What you might have missed in case your own holiday from blog-reading extended into this past week…

Here

• My attempt to catch up on my unattended Google Reader feed went half-completed. But I saw enough to compile a pretty lengthy (for me) list of interesting posts around the blogosphere.

• Several of them concerned MLK Day and writers who invoked that man’s legacy in support of their own cause. That rhetorical move prompted Matthew Schmitz to suggest that everyone just “let King be King,” and me to ask if he was nonetheless right to suggest that there was a “common moral inheritance” that still unites Americans.

• Our April 20 colloquium on Pietism is taking shape, with our afternoon roundtable on Pietism and various denominations coming together nicely.

• And I started a second series related to my upcoming travel course on the history of World War I. After thanking a handful of people who made my recent trip to Europe pretty wonderful, I wrote a couple of unusually heavily illustrated posts about how WWI has been commemorated in Europe. Part 1 considered why “Lest we forget” is easier said than done, and part 2 looked at religion and commemoration.

Elsewhere

Jon Huntsman
Jon Huntsman - Creative Commons (Gage Skidmore)

• There’s a new blog on my list of Recommended Links: Jay Phelan’s Additional Markings, a continuation of a much-loved column that he used to write for The Covenant Companion. This week found him apologizing for his generation.

My attempt to boost the candidacy of Jon Huntsman failed to push him into the top two in New Hampshire, so I suppose it was inevitable that we would drop out of the race soon thereafter. It was a good ride while it lasted, I suppose. Check out the postmortems conducted by E.J. Dionne and Frank Bruni.

• Speaking of Republicans who dropped out of the race this week… I don’t mean to kick someone while they’re down, but Rick Perry richly deserved the tongue-lashing he received from fellow conservative John Mark Reynolds for his inflammatory statement (made in Myrtle Beach, SC on MLK Day) that “South Carolina is at war with this federal government and with this administration.”

• I mentioned Tebow-mania in my Tuesday links post… The L.A. Times shared the story of another star athlete whose evangelical faith is no less devout but certainly less well known: Dodgers pitcher Clayton Kershaw. (H/T Craig Calcaterra)

Highclere Castle
Highclere Castle, the location where Downton Abbey has been filmed - Creative Commons (JB+UK_Planet)

• As a new iPad user myself who became an e-reader enthusiast during my trip to Europe, I’m eager to see the impact of Apple’s ambition to revolutionize textbooks using its new iBooks 2 app. Randall Stephens gathered some links on the subject at The Historical Society blog.

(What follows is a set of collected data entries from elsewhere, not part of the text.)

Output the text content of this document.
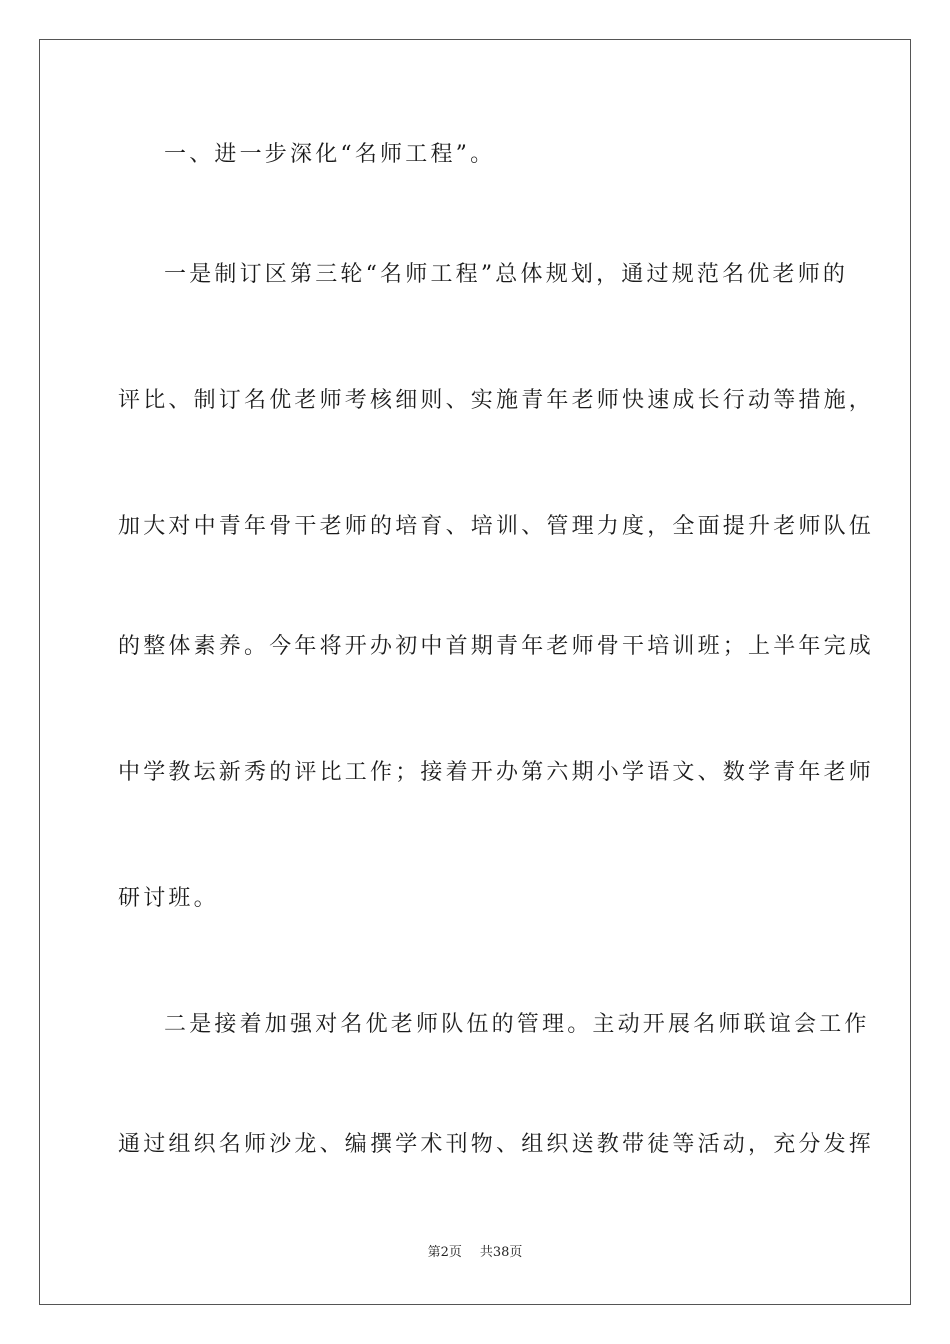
一、进一步深化“名师工程”。
一是制订区第三轮“名师工程”总体规划，通过规范名优老师的
评比、制订名优老师考核细则、实施青年老师快速成长行动等措施，
加大对中青年骨干老师的培育、培训、管理力度，全面提升老师队伍
的整体素养。今年将开办初中首期青年老师骨干培训班；上半年完成
中学教坛新秀的评比工作；接着开办第六期小学语文、数学青年老师
研讨班。
二是接着加强对名优老师队伍的管理。主动开展名师联谊会工作
通过组织名师沙龙、编撰学术刊物、组织送教带徒等活动，充分发挥
第2页 共38页
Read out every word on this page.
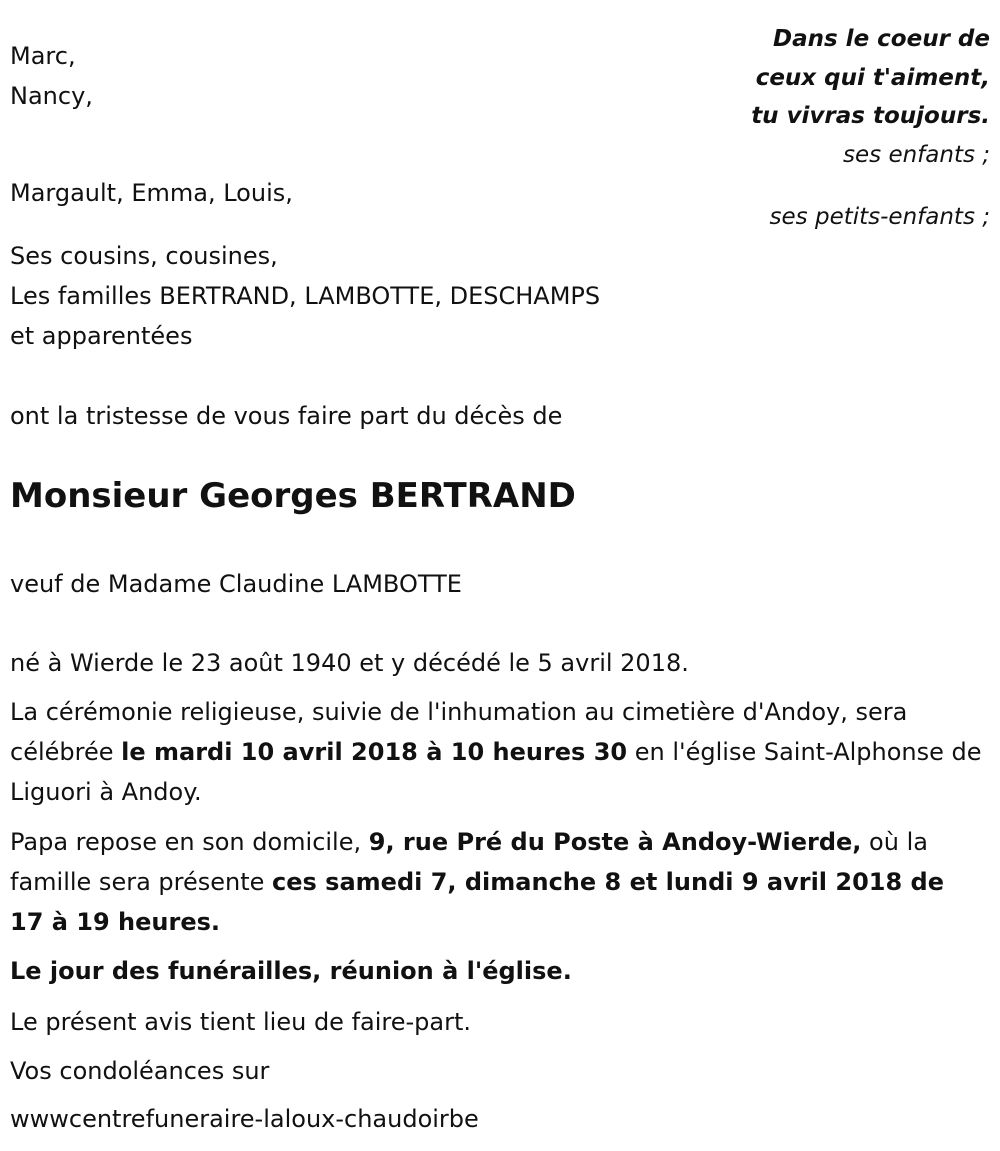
Marc,
Nancy,
Margault, Emma, Louis,
Ses cousins, cousines,
Les familles BERTRAND, LAMBOTTE, DESCHAMPS
et apparentées
Dans le coeur de
ceux qui t'aiment,
tu vivras toujours.
ses enfants ;
ses petits-enfants ;
ont la tristesse de vous faire part du décès de
Monsieur Georges BERTRAND
veuf de Madame Claudine LAMBOTTE
né à Wierde le 23 août 1940 et y décédé le 5 avril 2018.
La cérémonie religieuse, suivie de l'inhumation au cimetière d'Andoy, sera célébrée le mardi 10 avril 2018 à 10 heures 30 en l'église Saint-Alphonse de Liguori à Andoy.
Papa repose en son domicile, 9, rue Pré du Poste à Andoy-Wierde, où la famille sera présente ces samedi 7, dimanche 8 et lundi 9 avril 2018 de 17 à 19 heures.
Le jour des funérailles, réunion à l'église.
Le présent avis tient lieu de faire-part.
Vos condoléances sur
wwwcentrefuneraire-laloux-chaudoirbe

• And finally, one of the most popular historians in Great Britain slammed one of the most popular pieces of entertainment to come out of that country in some time when Simon Schama lambasted Downton Abbey for historical inaccuracy (related to the current series’ being set during World War I) and, worse, “for servicing the instincts of cultural necrophilia” by feeding the “unassuageable American craving for the British country house.” As a Downton fan, an American, and a historian who should apparently know better, I suppose I should feel terribly insulted.

But what an insult! Can’t wait to see what vile things await the “Schimon Sama” character that Downton creater Julian Fellowes is no doubt going to write into the third series… (H/T BBC)


One thought on “That Was The Week That Was

  1. Two days before Shama’s article, this book review appeared in the Wall Street Journal.
    http://online.wsj.com/article/SB10001424052970204257504577155113228102478.html?KEYWORDS=stairs

    “In our age of white goods and wipe-down surfaces, it is difficult to grasp the sheer amount of toil involved in maintaining the physical fabric of an Edwardian or 1920s home; “Downton,” in which the housemaids are occasionally shown shaking down a counterpane or tickling a chandelier with a feather duster, cannot convey it accurately. . . . What “Downton” obscures, with its soft focus and perky parlor maids, is that most domestic servants were too worn out by hard effort, and too short of free hours in the day, to live fully functional lives distinct from the people they served.”